Par un jugement n° 2408412 du 12 décembre 2024, le magistrat désigné par la présidente du tribunal administratif de Melun a rejeté sa demande.
Procédure devant la Cour :
Par une requête, enregistrée le 17 avril 2025, M. A, représenté par Me Mileo, demande à la Cour :
1°) d’annuler ce jugement ;
2°) d’annuler, pour excès de pouvoir, cet arrêté ;
3°) d’enjoindre au préfet de la Seine-Saint-Denis de procéder à l’effacement de son signalement aux fins de non-admission dans le système d’information Schengen ;
4°) de mettre à la charge de l’Etat la somme de 1 200 euros à verser à son conseil au titre des articles L. 761-1 du code de justice administrative et 37 de la loi du 10 juillet 1991.
Il soutient que :
— la décision portant obligation de quitter le territoire français est insuffisamment motivée ;
— elle a été prise à l’issue d’une procédure irrégulière dès lors que le premier procès-verbal d’audition n’a pas été signé par l’officier de police judiciaire ;
— elle est entachée d’un défaut d’examen particulier de sa situation personnelle ;
— elle est entachée d’une erreur de fait et méconnaît les dispositions du 1° de l’article L. 611-1 du code de l’entrée et du séjour des étrangers et du droit d’asile ;
— elle méconnaît les stipulations de l’article 8 de la convention européenne de sauvegarde des droits de l’homme et des libertés fondamentales et est entachée d’une erreur manifeste d’appréciation ;
— la décision portant refus de délai de départ volontaire est illégale en raison de l’illégalité de la décision portant obligation de quitter le territoire français ;
— elle est insuffisamment motivée ;
— elle est entachée d’un défaut d’examen particulier de sa situation personnelle ;
— elle est entachée d’une erreur manifeste d’appréciation ;
— la décision fixant le pays de destination est illégale en raison de l’illégalité de la décision portant obligation de quitter le territoire français ;
— elle est insuffisamment motivée ;
— elle est entachée d’un défaut d’examen particulier de sa situation personnelle ;
— la décision portant interdiction de retour sur le territoire français est illégale en raison de l’illégalité de la décision portant obligation de quitter le territoire français ;
— elle est insuffisamment motivée ;
— elle est entachée d’un défaut d’examen particulier de sa situation personnelle ;
— elle méconnaît les dispositions de l’article L. 612-10 du code de l’entrée et du séjour des étrangers et du droit d’asile et est entachée d’une erreur manifeste d’appréciation.

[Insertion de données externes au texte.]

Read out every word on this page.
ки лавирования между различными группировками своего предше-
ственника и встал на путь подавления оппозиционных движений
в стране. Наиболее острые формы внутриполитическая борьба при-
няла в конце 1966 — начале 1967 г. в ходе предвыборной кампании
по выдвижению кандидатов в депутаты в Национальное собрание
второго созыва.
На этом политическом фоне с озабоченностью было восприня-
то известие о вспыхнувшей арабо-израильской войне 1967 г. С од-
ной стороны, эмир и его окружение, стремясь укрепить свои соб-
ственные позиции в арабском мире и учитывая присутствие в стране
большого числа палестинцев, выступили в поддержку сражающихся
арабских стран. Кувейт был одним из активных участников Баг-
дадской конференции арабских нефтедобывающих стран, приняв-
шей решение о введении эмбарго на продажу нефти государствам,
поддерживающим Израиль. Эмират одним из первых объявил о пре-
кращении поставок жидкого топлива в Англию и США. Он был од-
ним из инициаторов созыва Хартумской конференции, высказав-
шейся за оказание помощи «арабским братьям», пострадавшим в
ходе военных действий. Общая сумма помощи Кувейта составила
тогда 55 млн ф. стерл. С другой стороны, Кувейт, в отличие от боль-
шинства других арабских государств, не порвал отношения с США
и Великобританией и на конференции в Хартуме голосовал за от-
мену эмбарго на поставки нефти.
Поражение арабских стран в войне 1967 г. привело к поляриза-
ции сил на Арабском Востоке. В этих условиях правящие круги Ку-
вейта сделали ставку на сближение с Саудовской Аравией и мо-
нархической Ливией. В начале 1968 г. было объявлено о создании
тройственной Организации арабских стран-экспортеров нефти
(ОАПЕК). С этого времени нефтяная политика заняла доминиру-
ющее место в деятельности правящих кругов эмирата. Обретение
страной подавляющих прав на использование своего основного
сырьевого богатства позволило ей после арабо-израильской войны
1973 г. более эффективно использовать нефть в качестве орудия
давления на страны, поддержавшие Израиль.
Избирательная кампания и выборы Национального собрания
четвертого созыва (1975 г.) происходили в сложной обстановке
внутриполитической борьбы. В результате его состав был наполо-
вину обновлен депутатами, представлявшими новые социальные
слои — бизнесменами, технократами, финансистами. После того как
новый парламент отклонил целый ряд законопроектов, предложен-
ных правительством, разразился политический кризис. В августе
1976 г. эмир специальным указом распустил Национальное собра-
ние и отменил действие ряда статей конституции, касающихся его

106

Par une décision du 5 mars 2025 du bureau d’aide juridictionnelle près le tribunal judiciaire de Paris, M. A a été admis au bénéfice de l’aide juridictionnelle totale.
Vu les autres pièces du dossier.
Vu :
— la convention européenne de sauvegarde des droits de l’homme et des libertés fondamentales ;
— la convention d’application de l’accord de Schengen, signée le 19 juin 1990 ;
— le code de l’entrée et du séjour des étrangers et du droit d’asile ;
— la loi n° 91-647 du 10 juillet 1991 ;
— le code de justice administrative.
Par une décision en date du 29 novembre 2024, la présidente de la Cour administrative d’appel de Paris a désigné M. d’Haëm, président assesseur à la 6ème chambre, pour statuer par ordonnance en application de l’article R. 222-1 du code de justice administrative.
Considérant ce qui suit :
1. Aux termes de l’article R. 222-1 du code de justice administrative, les magistrats « ayant le grade de président désignés à cet effet par le président de la cour peuvent (), par ordonnance, rejeter () après l’expiration du délai de recours ou, lorsqu’un mémoire complémentaire a été annoncé, après la production de ce mémoire les requêtes d’appel manifestement dépourvues de fondement () ».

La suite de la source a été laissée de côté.